Kyiv porte le fer devant la Cour internationale de justice

Le tribunal a pour la première fois déclaré la Russie coupable de violation de la Convention internationale pour la répression du financement du terrorisme, mais les juges de La Haye continuent de rejeter la plupart des accusations ukrainiennes.
Anton Korynevych, le juriste qui représente Kyiv à la Cour internationale de justice de La Haye, le 2 février. (Peter Dejong/AP)
par Stéphane Siohan, correspondant à Kyiv et Kristina Berdynskykh
publié le 9 février 2024 à 17h01

Loin du front use poursuit une autre bataille, non moins brûlante, celle de la définition du bon droit entre les pays. La transformation, par la Russie en février 2022, en invasion à grande échelle de ce qui était jusque-là une agression territoriale commencée en 2014, a été émaillée de nombreuses atteintes graves au droit international. Le 31 janvier, la Cour internationale de justice (CIJ), la plus haute juridiction des Nations unies, a pour la première fois ouvert une brèche, en estimant que la Fédération de Russie a violé des articles de deux traités liés à la Convention internationale pour la répression du financement du terrorisme.

«La Russie n’a pas respecté son obligation de mener des enquêtes à l’encontre d’individus susceptibles de financer le terrorisme en Ukraine», a déclaré Joan Donoghue, la présidente de la CIJ. La juridiction, extrêmement prudente, a par ailleurs rejeté la quasi-totalité des autres demandes de l’Ukraine autour des actes commis par la Russie en Crimée et dans le Donbass depuis 2014. Du «terrorisme international» pour Kyiv qui évoque des accusations de «discrimination raciale» relevées dans le cas du traitement de la minorité tatare de Crimée par la puissance russe occupante.

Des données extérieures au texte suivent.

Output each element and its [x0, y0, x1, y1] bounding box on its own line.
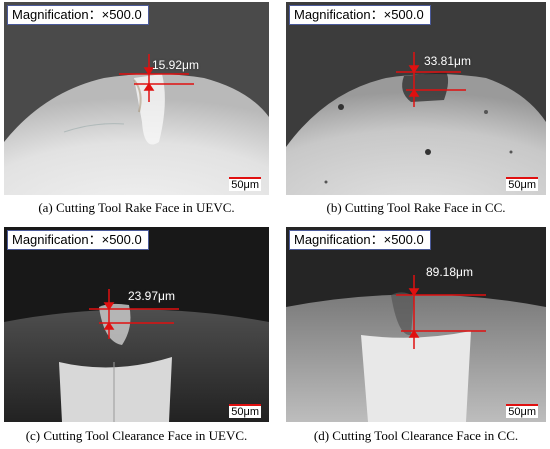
- micrograph-d: Magnification：×500.0 89.18μm 50μm: [286, 227, 546, 422]
- clearance-face-uevc-image: [4, 227, 269, 422]
- rake-face-cc-image: [286, 2, 546, 195]
- micrograph-a: Magnification：×500.0 15.92μm 50μm: [4, 2, 269, 195]
- measurement-label: 23.97μm: [128, 289, 175, 303]
- scale-bar: 50μm: [506, 404, 538, 418]
- caption-b: (b) Cutting Tool Rake Face in CC.: [326, 200, 506, 215]
- measurement-label: 89.18μm: [426, 265, 473, 279]
- caption-d: (d) Cutting Tool Clearance Face in CC.: [313, 428, 519, 443]
- caption-c: (c) Cutting Tool Clearance Face in UEVC.: [25, 428, 248, 443]
- micrograph-c: Magnification：×500.0 23.97μm 50μm: [4, 227, 269, 422]
- magnification-label: Magnification：×500.0: [7, 5, 149, 25]
- scale-bar: 50μm: [229, 177, 261, 191]
- magnification-label: Magnification：×500.0: [7, 230, 149, 250]
- micrograph-b: Magnification：×500.0 33.81μm 50μm: [286, 2, 546, 195]
- scale-bar: 50μm: [506, 177, 538, 191]
- scale-bar: 50μm: [229, 404, 261, 418]
- clearance-face-cc-image: [286, 227, 546, 422]
- caption-a: (a) Cutting Tool Rake Face in UEVC.: [38, 200, 235, 215]
- measurement-label: 33.81μm: [424, 54, 471, 68]
- rake-face-uevc-image: [4, 2, 269, 195]
- measurement-label: 15.92μm: [152, 58, 199, 72]
- magnification-label: Magnification：×500.0: [289, 5, 431, 25]
- magnification-label: Magnification：×500.0: [289, 230, 431, 250]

Anton Korynevych, le juriste représentant Kyiv à la CIJ, a estimé qu’il s’agissait là d’un «jour important» car la Cour a statué que «la Russie [avait] violé le droit international». Cependant, d’autres responsables à Kyiv fulminent, car la Cour a refusé de rendre une décision spécifique sur la responsabilité de la Russie dans l’abattement du Boeing MH17 de la Malaysian Airlines le 17 juillet 2014. Selon la décision de la Cour, le financement du terrorisme au sens de la Convention se réfère uniquement au transfert de fonds et ne s’étend pas à la fourniture d’équipements militaires et d’armes aux séparatistes.

Fourniture d’armes

Selon cette lecture, la fourniture par Moscou d’un missile antiaérien de type Bouk M-1, comme en a jugé la justice néerlandaise, ne tombe pas sous le coup de cette interdiction. «C’est une honte pour le système judiciaire international, cette décision de justice est une erreur et un désastre, la non-reconnaissance de faits évidents aura des conséquences très importantes, d’abord pour de nombreux pays civilisés, a estimé Kyrylo Boudanov, chef du Renseignement militaire ukrainien (GUR). Selon la logique de la CIJ, la Russie n’est pas un sponsor du terrorisme car il n’y a pas eu de transfert sur des comptes pour acheter des armes, mais il y a eu l’utilisation d’armes, un système de défense antiaérienne russe, qui a fait des victimes.»

D’après l’espion militaire principal de Kyiv, le risque court que si un pays agresseur «donne des systèmes de défense aérienne portatifs, mais non de l’argent, et qu’ils abattent un Boeing civil, alors en principe il ne s’agira pas de terrorisme». La plainte de l’Ukraine déposée en 2015 auprès de la CIJ concernait également tous types de fournitures d’armes par la Russie aux entités séparatistes de Donetsk et de Louhansk, l’attaque d’un bus (12 civils tués) à Volnovakha le 9 janvier 2015, comme preuve du «soutien de la Russie à des groupes armés illégaux engagés dans des activités terroristes».

En ce qui concerne la Crimée, l’objectif était de prouver la persécution systématique des personnes qui ne s’identifient pas aux Russes, principalement les Tatars de Crimée. Les juges ont majoritairement rejeté les accusations concernant la persécution des Tatars de Crimée, reconnaissant seulement la Russie comme coupable d’avoir «fermé des écoles de langue ukrainienne».